Following the first two months of 2020’s lockdown, and as people acclimatised to the new operating conditions, the market began to recognise that there were opportunities for transacting. For many dealmakers, the initial expectation of companies responding to distressed situations, with an influx of distressed equity or debt raises and asset sell-offs, did not materialise. Instead, other opportunities emerged.

For example, the Johannesburg Stock Exchange (JSE) presented opportunities with valuations dropping to all-time lows. Prior to 2020 the JSE was already under-priced, with share prices rarely reflecting fair value. Due to the pandemic, discounts (particularly for small and mid-caps) became deeper and valuations further depressed. Responding to the financial challenges wrought by the lockdown, investors began to consider alternative strategies such as share buybacks or taking businesses private in order to optimise value for stakeholders.

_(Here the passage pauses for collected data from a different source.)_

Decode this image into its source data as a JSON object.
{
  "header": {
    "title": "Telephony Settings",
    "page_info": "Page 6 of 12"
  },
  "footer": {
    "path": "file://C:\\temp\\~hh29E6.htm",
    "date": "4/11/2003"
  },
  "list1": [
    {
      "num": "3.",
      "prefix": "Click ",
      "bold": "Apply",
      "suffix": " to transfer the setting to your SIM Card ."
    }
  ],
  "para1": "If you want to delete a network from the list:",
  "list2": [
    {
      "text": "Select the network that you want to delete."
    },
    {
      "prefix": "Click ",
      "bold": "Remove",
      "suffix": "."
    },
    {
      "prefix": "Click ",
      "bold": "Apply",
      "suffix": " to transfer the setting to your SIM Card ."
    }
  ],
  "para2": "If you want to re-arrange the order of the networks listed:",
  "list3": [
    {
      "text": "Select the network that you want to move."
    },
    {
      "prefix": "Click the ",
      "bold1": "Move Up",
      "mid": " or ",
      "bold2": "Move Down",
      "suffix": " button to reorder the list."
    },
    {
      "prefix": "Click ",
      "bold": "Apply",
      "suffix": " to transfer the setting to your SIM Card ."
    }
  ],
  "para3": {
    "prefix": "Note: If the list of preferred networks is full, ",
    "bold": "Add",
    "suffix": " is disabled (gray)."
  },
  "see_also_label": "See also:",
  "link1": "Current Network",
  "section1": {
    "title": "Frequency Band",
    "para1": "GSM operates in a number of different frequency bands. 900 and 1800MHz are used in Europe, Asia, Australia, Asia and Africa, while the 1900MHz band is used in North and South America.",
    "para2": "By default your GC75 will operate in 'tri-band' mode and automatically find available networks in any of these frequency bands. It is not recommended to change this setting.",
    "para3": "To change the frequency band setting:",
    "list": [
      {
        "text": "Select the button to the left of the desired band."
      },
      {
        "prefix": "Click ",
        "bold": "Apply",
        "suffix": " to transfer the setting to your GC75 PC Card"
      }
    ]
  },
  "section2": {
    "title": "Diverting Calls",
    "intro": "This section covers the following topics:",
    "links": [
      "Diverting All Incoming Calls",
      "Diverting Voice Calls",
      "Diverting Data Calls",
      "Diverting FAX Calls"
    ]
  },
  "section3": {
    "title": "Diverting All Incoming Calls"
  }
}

Contrary to the state of play on the JSE, global markets were hitting all-time highs, with debt cheaper and more accessible than ever before. This created interesting opportunities for local private equity firms that were sitting on portfolio companies which, due to end-of-life, required divestment. With international financial and strategic parties seeking yield, the environment was flush with potential. This further enabled parties to successfully re-engage on previous deals that had run aground.

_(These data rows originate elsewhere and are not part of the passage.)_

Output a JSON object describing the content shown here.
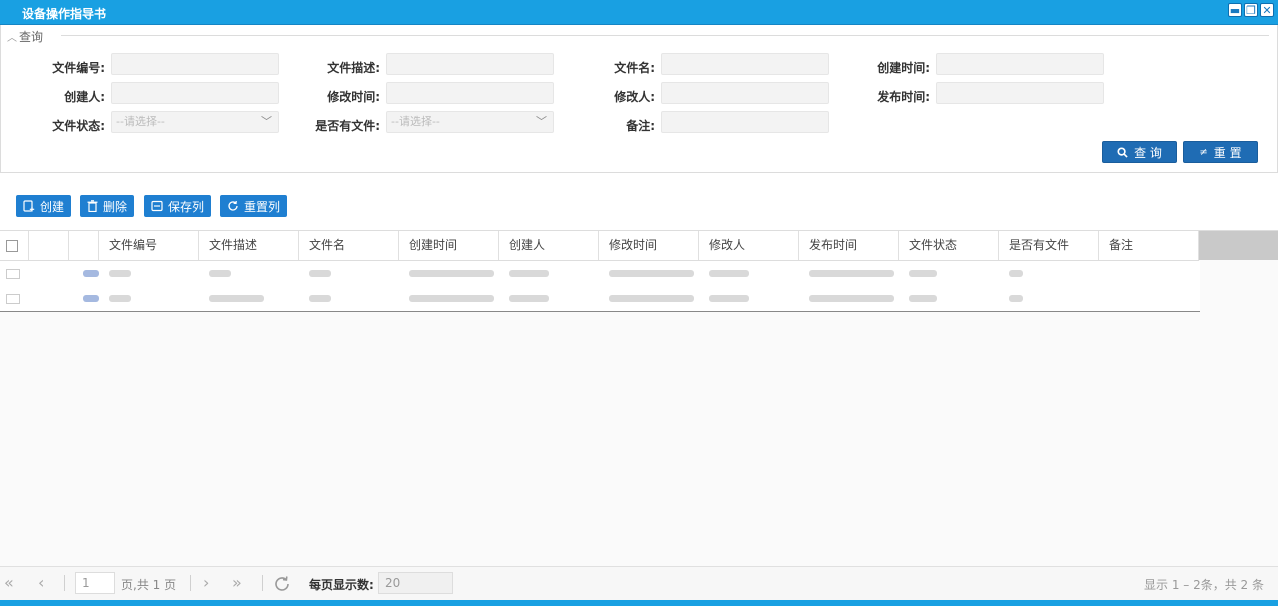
{
  "window": {
    "title": "设备操作指导书"
  },
  "query": {
    "legend": "查询",
    "fields": [
      {
        "label": "文件编号:",
        "value": ""
      },
      {
        "label": "文件描述:",
        "value": ""
      },
      {
        "label": "文件名:",
        "value": ""
      },
      {
        "label": "创建时间:",
        "value": ""
      },
      {
        "label": "创建人:",
        "value": ""
      },
      {
        "label": "修改时间:",
        "value": ""
      },
      {
        "label": "修改人:",
        "value": ""
      },
      {
        "label": "发布时间:",
        "value": ""
      },
      {
        "label": "文件状态:",
        "value": "--请选择--"
      },
      {
        "label": "是否有文件:",
        "value": "--请选择--"
      },
      {
        "label": "备注:",
        "value": ""
      }
    ],
    "search_label": "查 询",
    "reset_label": "重 置"
  },
  "toolbar": {
    "create": "创建",
    "delete": "删除",
    "save_cols": "保存列",
    "reset_cols": "重置列"
  },
  "grid": {
    "columns": [
      "文件编号",
      "文件描述",
      "文件名",
      "创建时间",
      "创建人",
      "修改时间",
      "修改人",
      "发布时间",
      "文件状态",
      "是否有文件",
      "备注"
    ]
  },
  "pager": {
    "page": "1",
    "page_total_text": "页,共 1 页",
    "page_size_label": "每页显示数:",
    "page_size": "20",
    "summary": "显示 1 – 2条，共 2 条"
  },
  "colors": {
    "titlebar": "#19a0e2",
    "primary_button": "#1f7fd1",
    "query_button": "#1f6cb4"
  }
}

During the pandemic, certain sectors grew disproportionally. IT, fintech, e-commerce and financial services developed intrinsic growth and solid fundamentals, both in South Africa and Africa. This growth has created an ongoing need for continued capital raising.  

Throughout the pandemic, dealmakers who were actively in-tune and committed to finding market opportunities, were well placed to respond to the fervent market activity of 2021. While 2022 continues to hold good prospects for dealmakers, there are cautionary notes for the near future including geopolitical tensions, run-away inflation and increasing interest rates.

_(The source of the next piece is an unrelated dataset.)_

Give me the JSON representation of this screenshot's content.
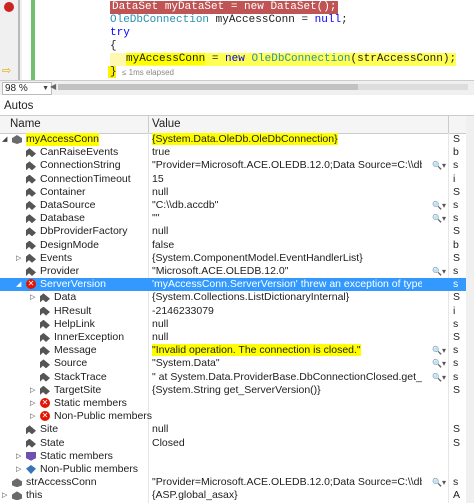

There are key lessons that can be taken from the two years of the dealmaking during uncharted economic challenges. When the shock comes, companies should think swiftly and take action rather than necessarily sitting tight. Do not automatically do what everyone else is doing; the market may not always be right. A flexible and innovative approach should be adopted when tackling what can seem to be insurmountable obstacles. If companies are unsure of their next steps, turn to experts who have an ear to the ground and understand the environment; they may see what is yet to be visible.